As pessoas burlam as regras. É uma vergonha, uma enganação.
" "A política
é uma mesmice", queixa-se Camila, que vai votar em Marina.
"Acho que ela tem ideias que fogem do padrão, mas não
temos a consciência coletiva para fazer isso", afirma, prevendo
que sua candidata não será eleita. "Gosto da visão
social, mas não da Dilma (Rousseff). Não sou contra o Serra,
até porque o PSDB também tem essa preocupação
social. " O publicitário
Alexandre Martins, de 42 anos, discorda de Camila quanto à saúde.
Ele diz que teve infecção intestinal e foi a um posto de
saúde em São Roque, a 60 km de São Paulo, onde possui
um sítio, foi bem atendido e ganhou remédios. Alexandre,
que trabalha num banco, acredita que a saúde melhorou, e atribui
isso aos três níveis de governo. O publicitário
conta que demitiu seu caseiro, que tem quatro filhos, e só depois
de desempregado ele foi pedir Bolsa-Família. "Em lugares menores,
as coisas são mais bem geridas", acha Alexandre. "Lá
tem assistente social que passa de casa em casa. " Ele votou no senador
Cristovam Buarque (PDT) para presidente em 2006. Apesar de seu relativo
otimismo, não pretende votar este ano: "Nenhum dos candidatos
que estão aí merece meu voto. " Numa coisa, Alexandre
e Camila concordam: "Lula é populista. " O produtor de eventos
Paulo Tosetti, 38 anos, também votou em Cristovam no primeiro turno,
e em Lula no segundo. "Tenho restrições com relação
ao Serra", diz Paulo, formado em história. "Prometeu
terminar o mandato como prefeito e foi candidato a governador. Não
confio mais nele. " Paulo diz que não sabe muito sobre Dilma.

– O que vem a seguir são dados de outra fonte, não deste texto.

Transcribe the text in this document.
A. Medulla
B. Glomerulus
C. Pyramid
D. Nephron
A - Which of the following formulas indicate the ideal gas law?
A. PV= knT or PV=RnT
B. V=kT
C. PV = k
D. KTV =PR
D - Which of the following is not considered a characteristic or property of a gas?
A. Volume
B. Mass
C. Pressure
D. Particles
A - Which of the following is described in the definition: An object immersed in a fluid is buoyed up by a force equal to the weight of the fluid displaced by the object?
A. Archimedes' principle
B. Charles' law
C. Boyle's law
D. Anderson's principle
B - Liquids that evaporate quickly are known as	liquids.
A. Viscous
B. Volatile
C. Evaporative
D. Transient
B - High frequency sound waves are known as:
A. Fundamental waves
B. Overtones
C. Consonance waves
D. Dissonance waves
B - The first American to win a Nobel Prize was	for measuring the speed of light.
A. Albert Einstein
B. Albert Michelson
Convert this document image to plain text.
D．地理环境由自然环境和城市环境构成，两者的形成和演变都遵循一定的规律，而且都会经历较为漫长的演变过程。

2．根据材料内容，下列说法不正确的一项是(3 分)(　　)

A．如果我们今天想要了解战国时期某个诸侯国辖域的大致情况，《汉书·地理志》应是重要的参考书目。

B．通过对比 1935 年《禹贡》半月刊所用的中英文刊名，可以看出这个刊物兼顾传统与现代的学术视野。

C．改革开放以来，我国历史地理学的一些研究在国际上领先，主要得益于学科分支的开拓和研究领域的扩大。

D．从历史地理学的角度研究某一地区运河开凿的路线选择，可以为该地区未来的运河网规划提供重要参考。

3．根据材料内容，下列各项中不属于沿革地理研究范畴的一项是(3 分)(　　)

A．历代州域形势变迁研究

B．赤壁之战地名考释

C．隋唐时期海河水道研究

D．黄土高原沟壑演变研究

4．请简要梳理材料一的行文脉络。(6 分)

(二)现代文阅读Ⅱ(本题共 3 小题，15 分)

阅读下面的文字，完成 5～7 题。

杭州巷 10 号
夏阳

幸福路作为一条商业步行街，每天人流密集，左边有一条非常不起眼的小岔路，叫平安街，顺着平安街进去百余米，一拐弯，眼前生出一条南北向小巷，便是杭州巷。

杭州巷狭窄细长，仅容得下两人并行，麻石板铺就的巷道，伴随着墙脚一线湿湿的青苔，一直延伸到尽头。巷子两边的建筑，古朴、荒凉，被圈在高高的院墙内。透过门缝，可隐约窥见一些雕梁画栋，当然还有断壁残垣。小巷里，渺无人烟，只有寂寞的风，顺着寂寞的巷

"Foi criada porque o PT perdeu seus candidatos na crise do mensalão.
Estou esperando a campanha para conhecê-la mais. " "Economicamente,
o Brasil nunca viveu uma época como esta", reconhece Paulo,
que abriu sua empresa há nove anos, depois de trabalhar como pesquisador
de história e gerente de bar. "Atribuo a um caminho que vem
sendo trilhado, desde Itamar Franco, Fernando Henrique e Lula. O mérito
que dou ao Lula é que nenhum governo pensou tanto no social quanto
o dele. " No ano passado, seu
negócio sofreu uma queda forte com a crise econômica mundial.
"As empresas não investiam em eventos por medo, não
porque não tinham dinheiro", analisa. "Depois se descobriu
que era uma marola. " Paulo estima que o impacto sobre o Brasil foi
menor por ser mais exportador de matéria-prima, para a qual sempre
há demanda, do que de serviços ou tecnologia. "O mérito
do governo federal foi saber usar isso. " "Para mim, o
que mais pesa é o social", diz Paulo. "Aprovo os programas
sociais. Podem ser melhorados. Itamar e FHC estabilizaram a economia.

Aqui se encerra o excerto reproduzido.